FTS architectureThe architecture of the FTS has several components working in conjunction with the SQL Server query processor to perform textual research efficiently. The Figure 1 illustrates the major components of the architecture of the FTS. Let's look at some of them:
- Client Consultation: The client application sends the textual queries to the SQL Server query processor. It is the responsibility of the client application to ensure that the textual queries are written in the right way by following the syntax of FTS;
- SQL Server Process (sqlservr.exe): The SQL Server process contains the query processor and also the engine of the FTS, which compiles and executes the textual queries. The integration between SQL Server and process the FTS offers a significant performance boost because it allows the query processor lot more efficient execution plans for textual searches;
- SQL Server Query Processor: The query processor has multiple subcomponents that are responsible for validating the syntax, compile, generate execution plans and execute the SQL queries;
- Full-Text Engine: When the SQL Server query processor receives a query FTS, it forwards the request to the FTS Engine. The Engine is responsible for validating FTS the FTS query syntax, check the full-text index, and then work together with the SQL Server query processor to return the textual search results;
- Indexer: The indexer works in conjunction with other components to populate the full-text index;
- Full-Text Index: The full-text index contains the most relevant words and their respective positions within the columns included in the index;
- Stoplist: A stoplist is a list of stopwords for textual research. The indexer stoplist query during the indexing process and implementation of textual research to eliminate the words that don't add value to the survey. SQL Server 2014 stores the stoplists within the database itself, thus facilitating their administration;
- Thesaurus: The thesaurus is an XML file (stored externally to the database) in which you can define a list of synonyms that can be used for the textual research. The thesaurus must be based on the language that will be used in the search. The full-text engine reads the thesaurus file at the time of execution of research to verify the existence of synonyms that can increase the quality and comprehensiveness of the same;
- Filter daemon host (fdhost.exe): Is responsible for managing the processes of filtering, word breaker and stemmer;
- SQL Full-Text Filter Daemon Launcher (fdlauncher.exe): Is the process that starts the Filter daemon host (Fdhost.exe) when the full-text engine needs to use some of the processes managed by the same.

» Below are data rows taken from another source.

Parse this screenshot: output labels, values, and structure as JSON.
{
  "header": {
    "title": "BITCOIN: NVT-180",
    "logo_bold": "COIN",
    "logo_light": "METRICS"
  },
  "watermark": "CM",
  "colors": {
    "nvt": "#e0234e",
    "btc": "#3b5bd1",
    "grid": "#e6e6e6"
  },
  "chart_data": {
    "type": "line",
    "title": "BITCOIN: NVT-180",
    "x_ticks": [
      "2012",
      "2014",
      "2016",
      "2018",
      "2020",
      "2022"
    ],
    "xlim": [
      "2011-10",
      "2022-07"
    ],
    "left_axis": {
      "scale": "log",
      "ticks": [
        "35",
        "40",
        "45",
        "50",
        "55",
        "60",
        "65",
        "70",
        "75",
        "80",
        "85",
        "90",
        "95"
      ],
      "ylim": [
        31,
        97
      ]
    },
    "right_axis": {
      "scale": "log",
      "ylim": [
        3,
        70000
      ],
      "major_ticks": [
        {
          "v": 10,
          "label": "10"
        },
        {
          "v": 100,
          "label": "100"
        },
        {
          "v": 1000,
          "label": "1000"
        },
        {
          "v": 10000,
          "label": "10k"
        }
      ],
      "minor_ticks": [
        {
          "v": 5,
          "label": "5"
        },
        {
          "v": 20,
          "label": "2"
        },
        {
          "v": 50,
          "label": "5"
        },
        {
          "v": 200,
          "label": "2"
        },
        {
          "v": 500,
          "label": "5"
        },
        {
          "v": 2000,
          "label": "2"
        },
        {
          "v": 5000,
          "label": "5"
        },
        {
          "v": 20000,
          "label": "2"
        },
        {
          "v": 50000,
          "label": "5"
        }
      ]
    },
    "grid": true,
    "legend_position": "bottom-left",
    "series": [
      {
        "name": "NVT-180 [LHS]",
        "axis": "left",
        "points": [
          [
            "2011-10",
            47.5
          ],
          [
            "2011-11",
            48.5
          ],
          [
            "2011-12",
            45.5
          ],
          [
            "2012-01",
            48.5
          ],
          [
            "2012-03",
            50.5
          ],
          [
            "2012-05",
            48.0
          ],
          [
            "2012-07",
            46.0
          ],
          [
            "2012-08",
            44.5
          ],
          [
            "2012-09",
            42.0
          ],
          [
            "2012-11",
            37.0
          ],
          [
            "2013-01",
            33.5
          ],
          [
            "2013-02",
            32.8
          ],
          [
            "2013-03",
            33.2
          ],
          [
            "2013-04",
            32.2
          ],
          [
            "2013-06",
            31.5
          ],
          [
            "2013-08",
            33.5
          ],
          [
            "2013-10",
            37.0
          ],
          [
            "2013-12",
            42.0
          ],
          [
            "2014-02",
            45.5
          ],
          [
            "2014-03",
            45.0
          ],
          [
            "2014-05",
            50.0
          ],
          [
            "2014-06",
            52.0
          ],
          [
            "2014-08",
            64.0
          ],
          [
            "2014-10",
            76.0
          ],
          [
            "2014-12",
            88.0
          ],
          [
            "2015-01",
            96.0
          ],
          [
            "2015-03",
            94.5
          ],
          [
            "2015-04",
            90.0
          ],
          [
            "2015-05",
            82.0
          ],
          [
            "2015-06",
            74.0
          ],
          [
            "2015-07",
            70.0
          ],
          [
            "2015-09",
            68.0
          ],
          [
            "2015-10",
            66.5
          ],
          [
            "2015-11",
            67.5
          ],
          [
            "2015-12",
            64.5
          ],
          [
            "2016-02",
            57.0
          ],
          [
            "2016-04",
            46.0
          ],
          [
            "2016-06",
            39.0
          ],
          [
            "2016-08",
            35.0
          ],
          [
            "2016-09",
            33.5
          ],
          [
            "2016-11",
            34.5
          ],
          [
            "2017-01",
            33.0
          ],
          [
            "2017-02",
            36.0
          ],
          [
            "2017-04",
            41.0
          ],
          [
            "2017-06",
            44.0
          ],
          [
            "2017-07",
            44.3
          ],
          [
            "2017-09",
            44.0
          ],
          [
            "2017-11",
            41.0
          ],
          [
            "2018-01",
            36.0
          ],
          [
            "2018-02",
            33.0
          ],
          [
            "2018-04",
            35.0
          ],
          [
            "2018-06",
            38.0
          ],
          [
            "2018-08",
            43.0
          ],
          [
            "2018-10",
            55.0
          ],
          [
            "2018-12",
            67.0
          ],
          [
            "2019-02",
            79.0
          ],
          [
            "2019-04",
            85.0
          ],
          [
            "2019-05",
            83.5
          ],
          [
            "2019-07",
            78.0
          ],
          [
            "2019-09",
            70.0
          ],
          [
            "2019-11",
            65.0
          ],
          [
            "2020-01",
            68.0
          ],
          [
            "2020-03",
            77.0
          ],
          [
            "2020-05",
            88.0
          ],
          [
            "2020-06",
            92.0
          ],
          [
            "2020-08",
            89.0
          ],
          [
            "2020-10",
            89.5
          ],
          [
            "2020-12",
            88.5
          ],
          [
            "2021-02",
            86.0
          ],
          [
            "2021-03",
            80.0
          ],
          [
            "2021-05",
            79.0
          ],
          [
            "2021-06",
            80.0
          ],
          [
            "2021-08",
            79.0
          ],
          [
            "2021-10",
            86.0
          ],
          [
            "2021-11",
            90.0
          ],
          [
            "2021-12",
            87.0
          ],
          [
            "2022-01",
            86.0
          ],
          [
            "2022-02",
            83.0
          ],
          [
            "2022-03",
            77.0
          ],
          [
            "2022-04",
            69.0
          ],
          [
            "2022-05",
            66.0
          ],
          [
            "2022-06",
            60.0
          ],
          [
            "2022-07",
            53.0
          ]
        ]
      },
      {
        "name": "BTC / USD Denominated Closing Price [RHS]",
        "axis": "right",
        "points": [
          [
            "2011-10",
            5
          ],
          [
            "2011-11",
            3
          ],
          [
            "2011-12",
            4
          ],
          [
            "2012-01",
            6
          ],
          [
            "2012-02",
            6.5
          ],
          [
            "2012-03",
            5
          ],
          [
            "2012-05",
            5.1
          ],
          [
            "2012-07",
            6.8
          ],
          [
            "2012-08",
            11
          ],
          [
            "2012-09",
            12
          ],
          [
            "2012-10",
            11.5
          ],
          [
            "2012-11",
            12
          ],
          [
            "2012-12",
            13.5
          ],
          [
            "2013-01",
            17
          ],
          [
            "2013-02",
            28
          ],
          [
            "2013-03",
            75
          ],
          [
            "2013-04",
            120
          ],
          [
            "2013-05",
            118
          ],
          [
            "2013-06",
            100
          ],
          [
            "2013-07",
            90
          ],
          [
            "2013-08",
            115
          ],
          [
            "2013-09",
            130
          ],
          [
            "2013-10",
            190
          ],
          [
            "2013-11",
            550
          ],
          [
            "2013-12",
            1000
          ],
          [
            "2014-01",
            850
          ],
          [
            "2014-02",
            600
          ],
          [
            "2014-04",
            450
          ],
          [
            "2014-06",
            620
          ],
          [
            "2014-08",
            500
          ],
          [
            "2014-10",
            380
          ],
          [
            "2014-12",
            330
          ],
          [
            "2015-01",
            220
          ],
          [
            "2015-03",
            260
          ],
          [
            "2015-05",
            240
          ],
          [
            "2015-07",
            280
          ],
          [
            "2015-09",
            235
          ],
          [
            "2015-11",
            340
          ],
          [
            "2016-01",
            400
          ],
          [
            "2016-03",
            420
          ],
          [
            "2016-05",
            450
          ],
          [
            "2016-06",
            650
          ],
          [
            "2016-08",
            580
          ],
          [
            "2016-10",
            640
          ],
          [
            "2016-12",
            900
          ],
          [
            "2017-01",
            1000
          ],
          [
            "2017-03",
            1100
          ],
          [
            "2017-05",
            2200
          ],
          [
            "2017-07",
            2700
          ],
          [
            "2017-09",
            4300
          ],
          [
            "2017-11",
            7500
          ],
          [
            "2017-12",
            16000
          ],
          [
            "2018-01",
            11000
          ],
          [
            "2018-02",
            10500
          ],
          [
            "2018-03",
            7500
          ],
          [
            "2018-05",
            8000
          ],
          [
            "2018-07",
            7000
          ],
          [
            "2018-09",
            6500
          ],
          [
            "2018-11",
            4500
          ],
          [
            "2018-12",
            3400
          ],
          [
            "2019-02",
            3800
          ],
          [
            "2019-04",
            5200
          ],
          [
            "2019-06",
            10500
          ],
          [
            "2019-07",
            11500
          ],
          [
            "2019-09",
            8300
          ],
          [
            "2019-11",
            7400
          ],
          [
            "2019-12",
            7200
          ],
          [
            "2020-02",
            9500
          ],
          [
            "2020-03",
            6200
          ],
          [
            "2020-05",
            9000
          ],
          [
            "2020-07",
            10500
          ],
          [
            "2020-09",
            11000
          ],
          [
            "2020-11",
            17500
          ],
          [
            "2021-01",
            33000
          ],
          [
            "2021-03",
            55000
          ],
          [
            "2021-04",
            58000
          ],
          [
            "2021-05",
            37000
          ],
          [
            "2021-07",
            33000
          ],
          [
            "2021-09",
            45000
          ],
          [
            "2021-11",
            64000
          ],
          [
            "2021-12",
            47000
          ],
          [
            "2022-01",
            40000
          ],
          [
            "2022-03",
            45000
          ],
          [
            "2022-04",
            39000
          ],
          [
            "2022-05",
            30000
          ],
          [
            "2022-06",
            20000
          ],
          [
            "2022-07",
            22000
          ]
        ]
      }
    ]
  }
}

- Term: The word, phrase or character used in textual research;
- Full-Text Catalog: A group of full-text indexes;
- Word breaker: The process that is the barrier every word in a sentence, based on the grammar rules of the language selected for the creation of full-text index;
- Token: A word, phrase or character defined by the word breaker;
- Stemmer: The process that generates different verb forms for the words, based on the grammar rules of the language selected for the creation of full-text index;
- Filter: Component responsible for extracting textual information from documents stored with the data type varbinary(max) and send this information to the process word breaker.